Piano City Napoli, a San Domenico Maggiore, successo per il concerto di Ritrovato e Rua

Non c’era luogo migliore della Sala del Capitolo del complesso monumentale di San Domenico Maggiore a Napoli per accogliere un evento, che dire suggestivo è dir poco.
In questo luogo affrescato e magico, note musicali ed epistole di grande pregio si sono diffuse ed hanno stregato il pubblico accorso, la cui presenza ha fatto registrare il sold out.

Protagonisti dell’evento sono stati Maria Grazia Ritrovato e Martin Rua, pianista, compositrice e arrangiatrice lei, scrittore nel ruolo di voce recitante lui.

Il duo, affiatato ed eccellente, ha presentato uno spettacolo molto originale e sicuramente di grande valore storico e culturale: Mozart tra note ed epistole di un viaggio a Napoli.

Il lavoro interessante ed intrigante è frutto di ricerche certosine che hanno portato al ritrovamento delle epistole di Wolfgang Amadeus Mozart scritte durante il suo soggiorno a Napoli.

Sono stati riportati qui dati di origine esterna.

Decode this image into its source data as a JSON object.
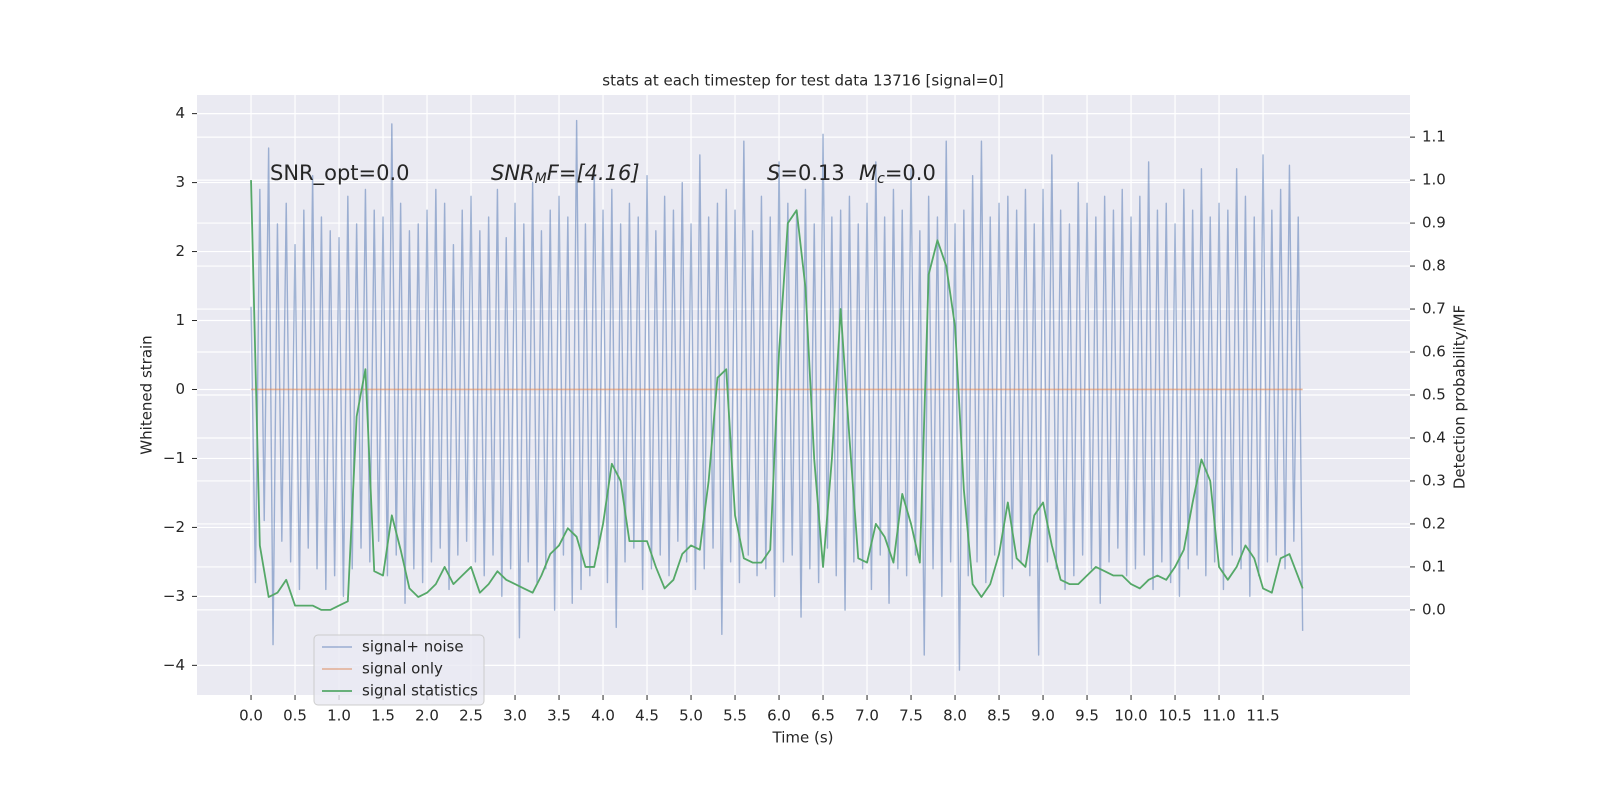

Sono passati proprio quest’anno ben 250 anni dal suddetto viaggio ed era giusto cogliere l’occasione della manifestazione di Piano City Napoli 2020 per evocarlo in modo degno: uno spettacolo ben strutturato e armonioso di musiche e testi.

I due artisti si sono quindi alternati tra le esecuzioni di brani musicali accuratamente selezionati e le letture espressive delle lettere.

Con mano delicata e al contempo determinata la talentuosa pianista ha ricamato letteralmente sul pianoforte le note dei seguenti brani: Dalla Fantasia k475 – Adagio Dalla Sonata k311-Andante con espressione Dalla sonata k283 Adagio cantabile var.XI Dalla sonata k283-Andante Dalla sonata 332- Adagio Dalla Sonata k545-Andante Dalla Sonata k330 -Andante cantabile Dalla fantasia K475 -Tempo primo Dalla Sonata k331 -Andante Grazioso.

La musica ha avvolto tutti in una atmosfera piacevolmente onirica consentendo di cogliere la bellezza di quei brani composti tanti anni fa ma con melodie per l’epoca avveniristiche perché il musicista salisburghese era avanti anni luce rispetto ad altri musicisti suoi contemporanei.

Tra una esecuzione e l’altra Martin Rua emozionava il pubblico con le sue letture  e trasportava tutti nella Napoli di più di due secoli fa dell’epoca, non molto dissimile da quella attuale, con i suoi colori, con i suoi profumi, le sue voci, le sue attrazioni culturali e naturali, le sue zone archeologiche e con il Vesuvio dominante e onnipresente, insomma la Napoli vista con gli occhi di un viaggiatore che ne coglie l’essenza.
L’evento è stato superbo e gustato in religioso silenzio per non perdere neanche una nota o una parola.

Il pubblico si è lasciato avvolgere e coinvolgere dalle due tipologie performative. La palpabile emozione si è trasformata in una sinergia proficua che ha trasportato tutti in una dimensione di piacevole sospensione del tempo.

Al termine si è levata una ovazione e a gran voce è stato chiesto un bis.

Chapeau dunque al duo di eccellenza in attesa di altre emozioni con nuovi progetti di indiscussa bellezza artistica.